Dmitrij Harder Discusses General Considerations when Structuring an Export Financing Facility

Setting up an export financing facility provides flexibility, an edge over competitors, and other advantages that can increase sales and profitability. Here are several of the main considerations when structuring an export financing facility.

  • Having available financing can be the difference between getting the sale and seeing it go to a competitor – This is especially true with commoditized goods where the only distinguishing factors between one vendor and another is pricing and terms. An available credit facility can make an exporter more competitive on both.
  • An exporter can tap a credit facility for a variety of uses including marketing costs, inventory building, shipping expenses and more.

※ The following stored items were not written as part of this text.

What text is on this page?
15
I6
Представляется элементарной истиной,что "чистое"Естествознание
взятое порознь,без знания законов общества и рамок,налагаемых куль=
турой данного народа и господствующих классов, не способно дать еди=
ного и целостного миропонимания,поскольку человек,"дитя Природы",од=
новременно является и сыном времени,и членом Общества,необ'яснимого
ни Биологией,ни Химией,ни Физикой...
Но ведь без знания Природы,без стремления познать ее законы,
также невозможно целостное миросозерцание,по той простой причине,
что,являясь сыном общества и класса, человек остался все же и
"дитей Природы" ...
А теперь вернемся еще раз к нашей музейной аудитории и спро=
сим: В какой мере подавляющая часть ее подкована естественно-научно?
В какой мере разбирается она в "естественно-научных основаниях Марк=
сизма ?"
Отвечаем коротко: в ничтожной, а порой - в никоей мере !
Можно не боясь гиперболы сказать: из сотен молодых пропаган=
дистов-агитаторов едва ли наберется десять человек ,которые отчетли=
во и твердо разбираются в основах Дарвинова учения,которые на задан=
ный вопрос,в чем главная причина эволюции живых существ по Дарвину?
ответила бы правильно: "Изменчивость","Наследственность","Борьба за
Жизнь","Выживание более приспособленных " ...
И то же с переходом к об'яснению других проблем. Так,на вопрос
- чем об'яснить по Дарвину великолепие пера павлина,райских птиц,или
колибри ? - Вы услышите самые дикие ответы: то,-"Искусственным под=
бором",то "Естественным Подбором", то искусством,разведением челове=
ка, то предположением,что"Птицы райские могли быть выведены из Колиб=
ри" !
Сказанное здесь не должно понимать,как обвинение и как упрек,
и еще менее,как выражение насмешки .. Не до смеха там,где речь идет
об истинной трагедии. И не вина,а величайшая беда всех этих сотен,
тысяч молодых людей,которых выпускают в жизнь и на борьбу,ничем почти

  • Financing costs are directly correlated to financing terms – The length of terms, size of transaction, and financial strength (or weakness) of the borrower can have a drastic effect on the total cost of financing. An export financing facility should be structured to allow for some flexibility and different financing methods so that each transaction can be customized for maximum profitability.
  • A variety of risks can influence the cost of a loan – While the creditworthiness of the borrower plays a large role, there are other substantial risks to consider as well including the current and future stability of the political and economic environment of country of destination.

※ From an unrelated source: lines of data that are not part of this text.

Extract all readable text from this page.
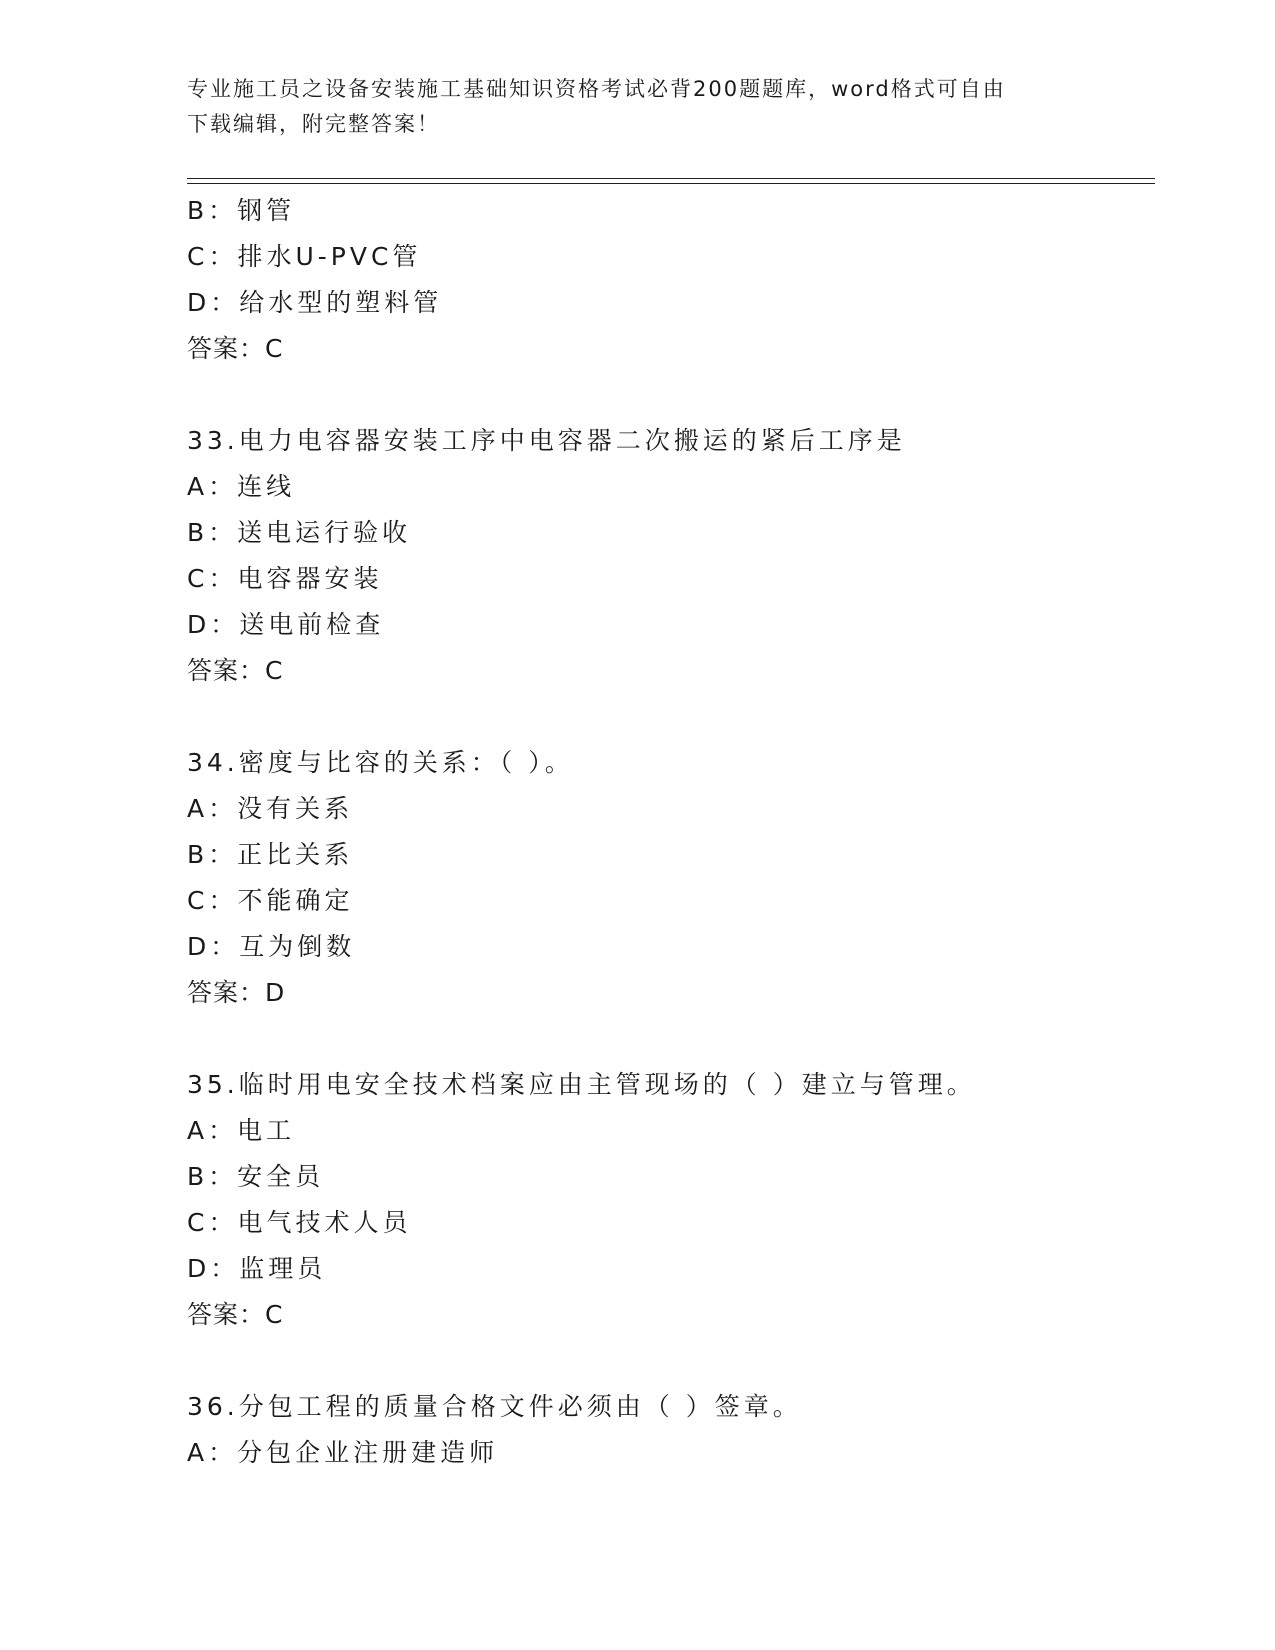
专业施工员之设备安装施工基础知识资格考试必背200题题库，word格式可自由
下载编辑，附完整答案！
B：钢管
C：排水U-PVC管
D：给水型的塑料管
答案：C
33.电力电容器安装工序中电容器二次搬运的紧后工序是
A：连线
B：送电运行验收
C：电容器安装
D：送电前检查
答案：C
34.密度与比容的关系：（ ）。
A：没有关系
B：正比关系
C：不能确定
D：互为倒数
答案：D
35.临时用电安全技术档案应由主管现场的（ ）建立与管理。
A：电工
B：安全员
C：电气技术人员
D：监理员
答案：C
36.分包工程的质量合格文件必须由（ ）签章。
A：分包企业注册建造师
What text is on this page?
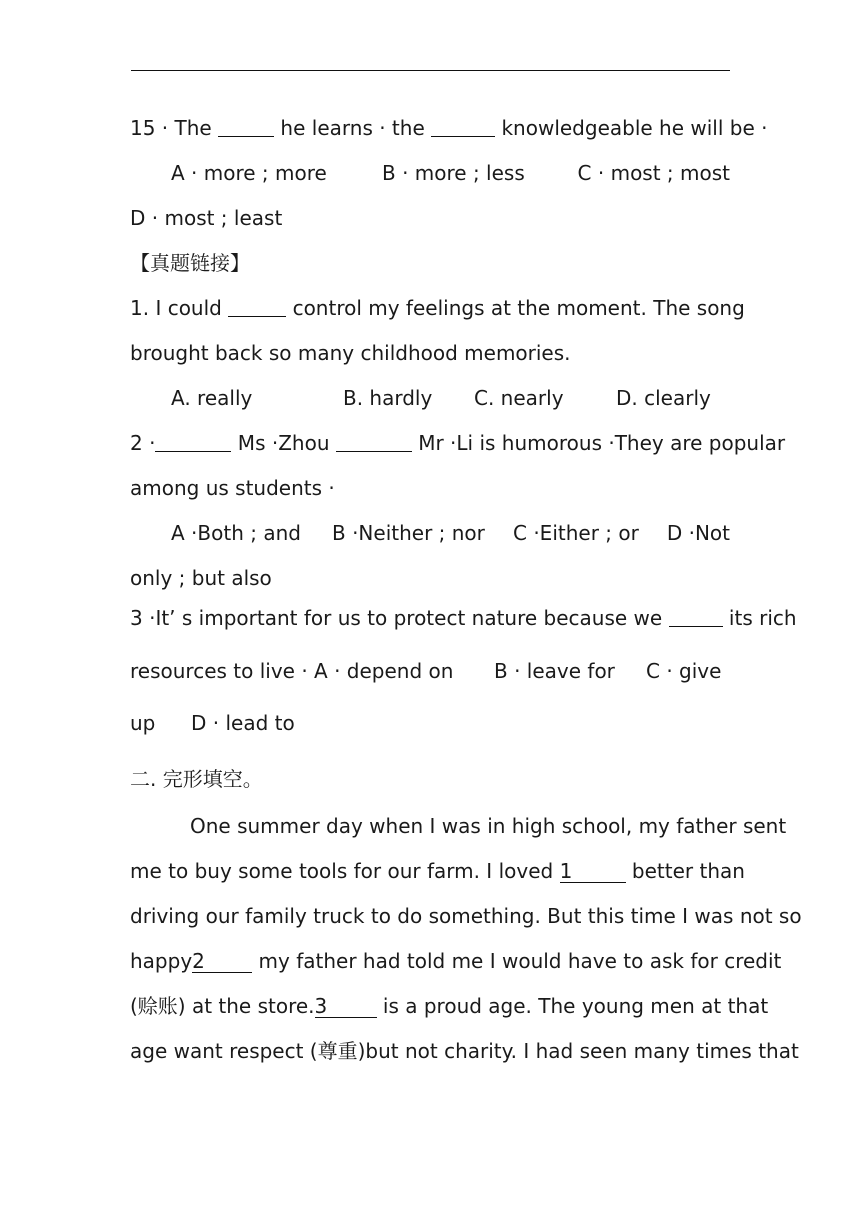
15 · The	he learns · the	knowledgeable he will be ·
A · more ; more	B · more ; less	C · most ; most
D · most ; least
【真题链接】
1. I could	control my feelings at the moment. The song
brought back so many childhood memories.
A. really	B. hardly C. nearly	D. clearly
2 ·	Ms ·Zhou	Mr ·Li is humorous ·They are popular
among us students ·
A ·Both ; and B ·Neither ; nor C ·Either ; or D ·Not
only ; but also
3 ·It’ s important for us to protect nature because we	its rich
resources to live · A · depend on B · leave for C · give
up D · lead to
二. 完形填空。
One summer day when I was in high school, my father sent
me to buy some tools for our farm. I loved 1	better than
driving our family truck to do something. But this time I was not so
happy2 my father had told me I would have to ask for credit
(赊账) at the store.3 is a proud age. The young men at that
age want respect (尊重)but not charity. I had seen many times that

  • The lenders behind an export financing facility will demand that the exporter can execute orders – Lenders will assess timely execution of orders, whether shipments sent and received on schedule, and that the shipped products meet the expectations of the buyers and end users.
  • The size of a transaction can kill a deal if proper preparations are not made in advance – Getting a substantial order can be great news as long as an exporter can scale up operations to meet the demand. With a credit facility in place, the expansion of operations can be done quickly so as not to delay a large order to the point where the sale is lost.

Putting an export financing facility in place can take an exporter’s business to the next level by enhancing its competitive position. Facilities structured by Dmitrij Harder and the team at Solvo Group can also increase revenues and profits with solutions customized to the needs of exporters ranging in size from large to small.